Il 13 agosto ci risvegliammo di buon mattino. Si trattava d’inaugurare un nuovo genere di locomozione rapida e poco faticosa. Un albero fatto di due bastoni lapazzati, un’antenna formata d’un terzo bastone, e le nostre coperte ad uso di vela componevano gli attrezzi della zattera. Non mancavano le corde, ed il tutto era solido.
Alle sei il professore diede il segnale dell’imbarcazione. I viveri, i bagagli, gl’istrumenti, le armi ed una gran quantità di acqua dolce erano a posto. Hans aveva preparato un timone che gli permetteva di dirigere il suo apparecchio galleggiante. Si mise alla barra; io staccai l’ormeggio che ci tratteneva alla spiaggia, mettemmo le vele al vento e ci scostammo dalla riva.
Nel momento di lasciare il piccolo porto, mio zio, che aveva cara la sua nomenclatura geografica, volle dargli un nome, il mio fra gli altri.
«In fede mia, dissi, ne ho un altro a proporvi.
— Quale?
— Il nome di Graüben. Porto Graüben, starà assai bene sulla carta.
— Accettato Porto Graüben.»
Ed ecco in qual guisa il ricordo della mia cara Virlandese si collegò alla nostra avventurosa spedizione.
La brezza soffiava da nord-est; noi filavamo col vento in poppa, rapidissimamente. Gli strati densissimi dell’atmosfera aveano una spinta enorme ed agivano sulle vela come un potente ventilatore.
Dopo un’ora mio zio aveva potuto valutare abbastanza esattamente la nostra velocità.
«Se continuiamo a camminare così, disse, faremo almeno trenta leghe ogni ventiquattr’ore e non tarderemo a riconoscere la riva opposta.»
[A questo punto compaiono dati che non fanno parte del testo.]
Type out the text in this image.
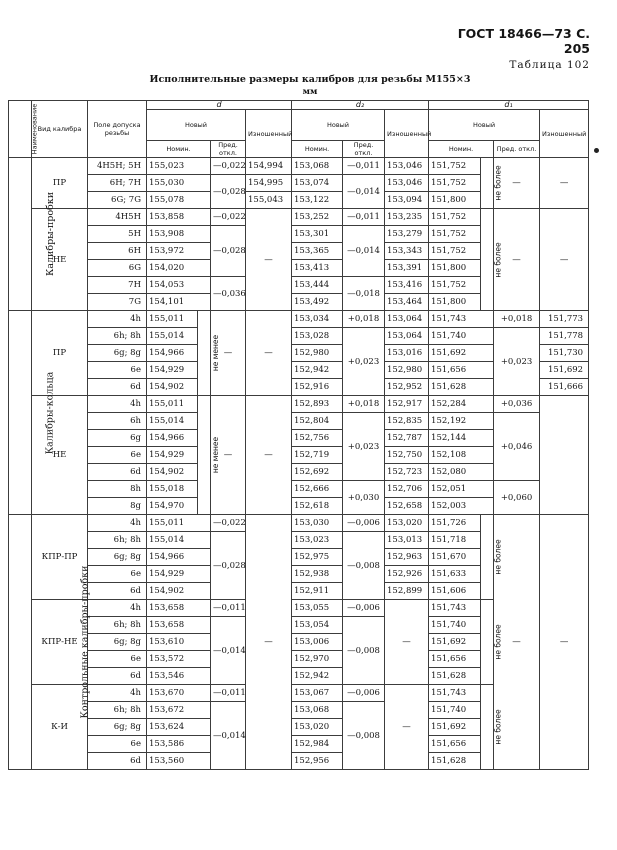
ГОСТ 18466—73 С. 205
Таблица 102
Исполнительные размеры калибров для резьбы M155×3
мм
Наименование	Вид калибра	Поле допуска резьбы	d				d₂			d₁			
			Новый			Изношенный	Новый		Изношенный	Новый			Изношенный
			Номин.		Пред. откл.		Номин.	Пред. откл.		Номин.		Пред. откл.	
Калибры-пробки	ПР	4H5H; 5H	155,023		—0,022	154,994	153,068	—0,011	153,046	151,752	не более	—	—
		6H; 7H	155,030		—0,028	154,995	153,074	—0,014	153,046	151,752			
		6G; 7G	155,078			155,043	153,122		153,094	151,800			
	НЕ	4H5H	153,858		—0,022	—	153,252	—0,011	153,235	151,752	не более	—	—
		5H	153,908		—0,028		153,301	—0,014	153,279	151,752			
		6H	153,972				153,365		153,343	151,752			
		6G	154,020				153,413		153,391	151,800			
		7H	154,053		—0,036		153,444	—0,018	153,416	151,752			
		7G	154,101				153,492		153,464	151,800			
Калибры-кольца	ПР	4h	155,011	не менее	—	—	153,034	+0,018	153,064	151,743		+0,018	151,773
		6h; 8h	155,014				153,028	+0,023	153,064	151,740		+0,023	151,778
		6g; 8g	154,966				152,980		153,016	151,692			151,730
		6e	154,929				152,942		152,980	151,656			151,692
		6d	154,902				152,916		152,952	151,628			151,666
	НЕ	4h	155,011	не менее	—	—	152,893	+0,018	152,917	152,284		+0,036	
		6h	155,014				152,804	+0,023	152,835	152,192		+0,046	
		6g	154,966				152,756		152,787	152,144			
		6e	154,929				152,719		152,750	152,108			
		6d	154,902				152,692		152,723	152,080			
		8h	155,018				152,666	+0,030	152,706	152,051		+0,060	
		8g	154,970				152,618		152,658	152,003			
Контрольные калибры-пробки	КПР-ПР	4h	155,011		—0,022	—	153,030	—0,006	153,020	151,726	не более	—	—
		6h; 8h	155,014		—0,028		153,023	—0,008	153,013	151,718			
		6g; 8g	154,966				152,975		152,963	151,670			
		6e	154,929				152,938		152,926	151,633			
		6d	154,902				152,911		152,899	151,606			
	КПР-НЕ	4h	153,658		—0,011		153,055	—0,006	—	151,743	не более		
		6h; 8h	153,658		—0,014		153,054	—0,008		151,740			
		6g; 8g	153,610				153,006			151,692			
		6e	153,572				152,970			151,656			
		6d	153,546				152,942			151,628			
	К-И	4h	153,670		—0,011		153,067	—0,006	—	151,743	не более		
		6h; 8h	153,672		—0,014		153,068	—0,008		151,740			
		6g; 8g	153,624				153,020			151,692			
		6e	153,586				152,984			151,656			
		6d	153,560				152,956			151,628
Non risposi ed andai a collocarmi a prora della zattera. Già la costa settentrionale si abbassava all’orizzonte; le due braccia della riva si aprivano largamente come per renderci facile la partenza. Un immenso mare si stendeva innanzi ai miei occhi. Nuvoloni enormi passavano rapidamente gettando sulla sua superficie la loro ombra grigiastra che pareva pesare sopra quell’acqua scolorita.
I raggi argentati della luce elettrica riflessi qua e colà da qualche gocciolina facevano sbocciare punti luminosi nei risucchii dell’imbarcazione.
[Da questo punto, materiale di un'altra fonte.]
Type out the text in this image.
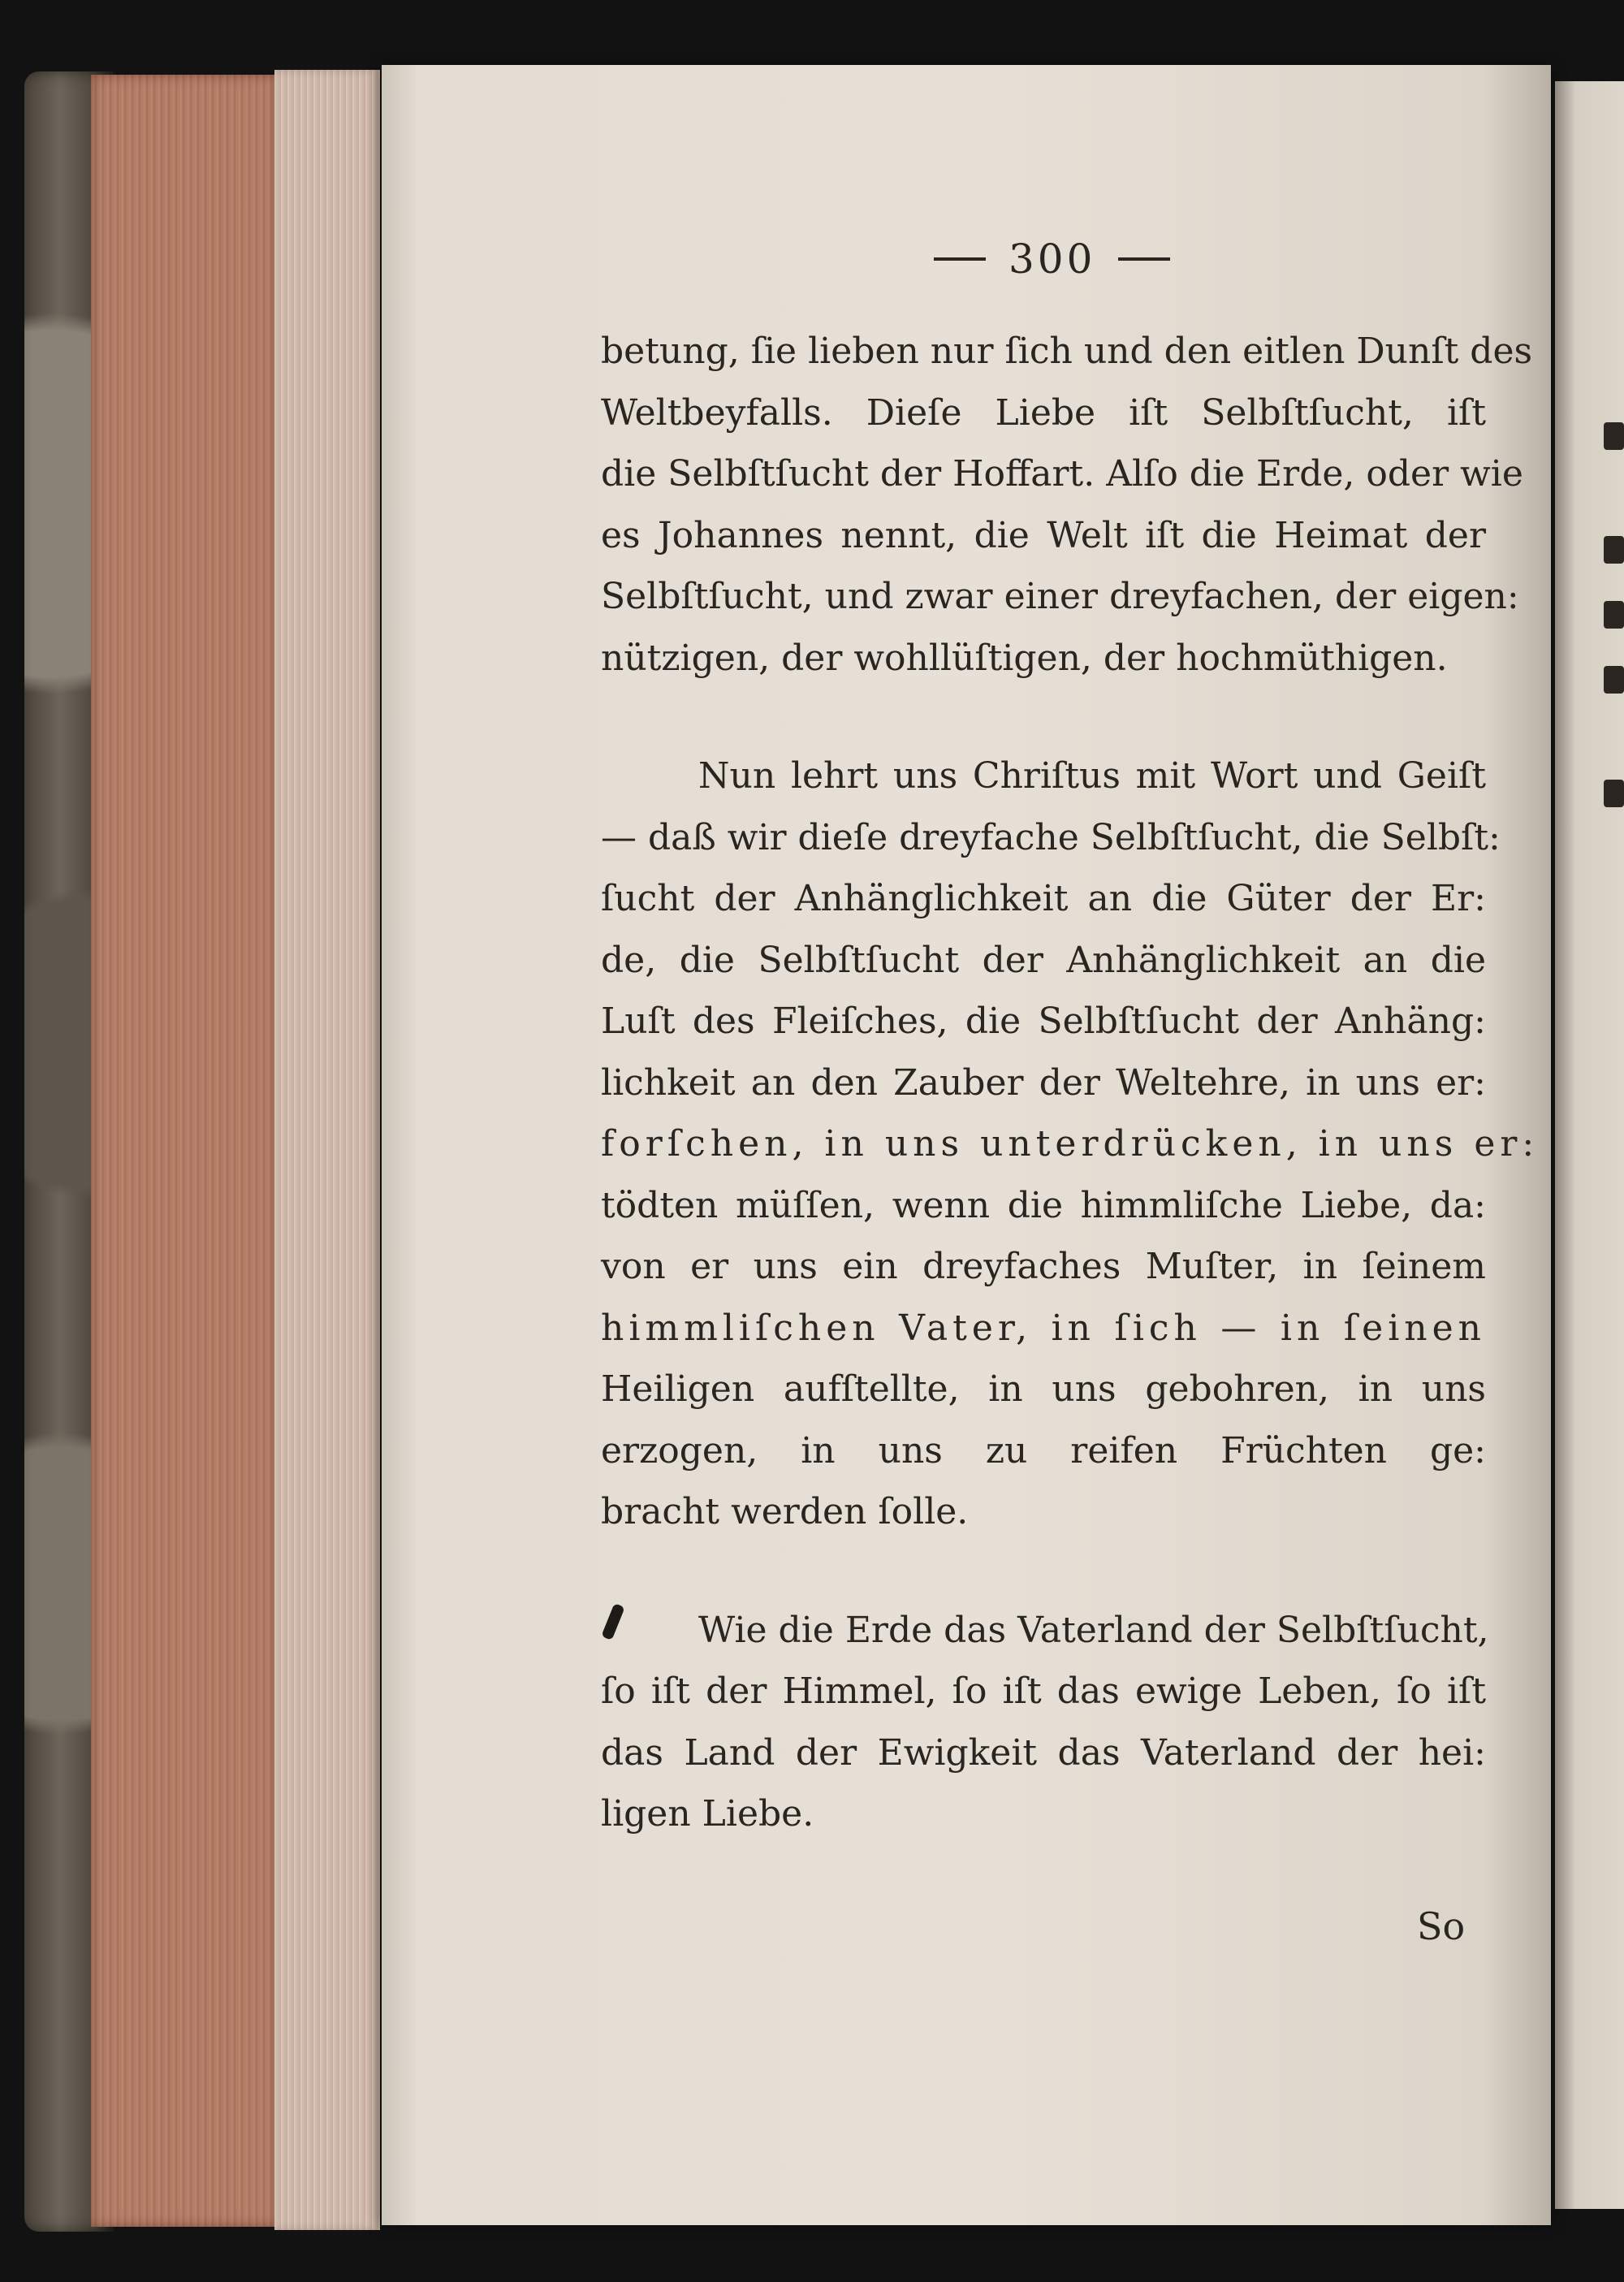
300
betung, ſie lieben nur ſich und den eitlen Dunſt des
Weltbeyfalls. Dieſe Liebe iſt Selbſtſucht, iſt
die Selbſtſucht der Hoffart. Alſo die Erde, oder wie
es Johannes nennt, die Welt iſt die Heimat der
Selbſtſucht, und zwar einer dreyfachen, der eigen:
nützigen, der wohllüſtigen, der hochmüthigen.
Nun lehrt uns Chriſtus mit Wort und Geiſt
— daß wir dieſe dreyfache Selbſtſucht, die Selbſt:
ſucht der Anhänglichkeit an die Güter der Er:
de, die Selbſtſucht der Anhänglichkeit an die
Luſt des Fleiſches, die Selbſtſucht der Anhäng:
lichkeit an den Zauber der Weltehre, in uns er:
forſchen, in uns unterdrücken, in uns er:
tödten müſſen, wenn die himmliſche Liebe, da:
von er uns ein dreyfaches Muſter, in ſeinem
himmliſchen Vater, in ſich — in ſeinen
Heiligen aufſtellte, in uns gebohren, in uns
erzogen, in uns zu reifen Früchten ge:
bracht werden ſolle.
Wie die Erde das Vaterland der Selbſtſucht,
ſo iſt der Himmel, ſo iſt das ewige Leben, ſo iſt
das Land der Ewigkeit das Vaterland der hei:
ligen Liebe.
So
Ben presto perdemmo di vista la terra, ogni punto di segnale disparve, e senza il solco schiumoso della zattera avrei potuto credere ch’essa se ne rimanesse perfettamente immobile.
Verso il mezzodì immense alghe vennero ad ondulare alla superficie dei flutti. M’era nota la forza vegetativa di queste piante che si arrampicano da una profondità di dodicimila piedi in fondo ai mari, e si riproducono a una pressione di quattrocento atmosfere e formano soventi volte banchi così considerevoli da serrare il passo alle navi; ma non mai, io credo, vi furono alghe più gigantesche di quelle del mare Lidenbrock.
La nostra zattera rasentò fuchi lunghi tre o quattromila piedi, immensi serpenti che svolgevano le loro spire a perdita di vista. Io mi dilettava a seguire collo sguardo i loro nastri interminabili, credendo sempre di raggiungerne l’estremità, e per intere ore la mia pazienza era delusa, ma non la mia meraviglia.
Qual forza naturale poteva produrre tali piante e quale doveva essere l’aspetto della terra nei primi secoli della sua formazione, quando, sotto l’azione del calore e della umidità, il solo regno vegetale si sviluppò alla sua superficie!
Giunse la sera, e come avevo notato la vigilia, lo stato luminoso dell’aria non scemò punto; era un fenomeno costante e potevamo contare sulla sua durata.
Dopo la cena mi stesi a piedi dell’albero e non tardai ad addormentarmi in mezzo ad indolenti fantasticherie.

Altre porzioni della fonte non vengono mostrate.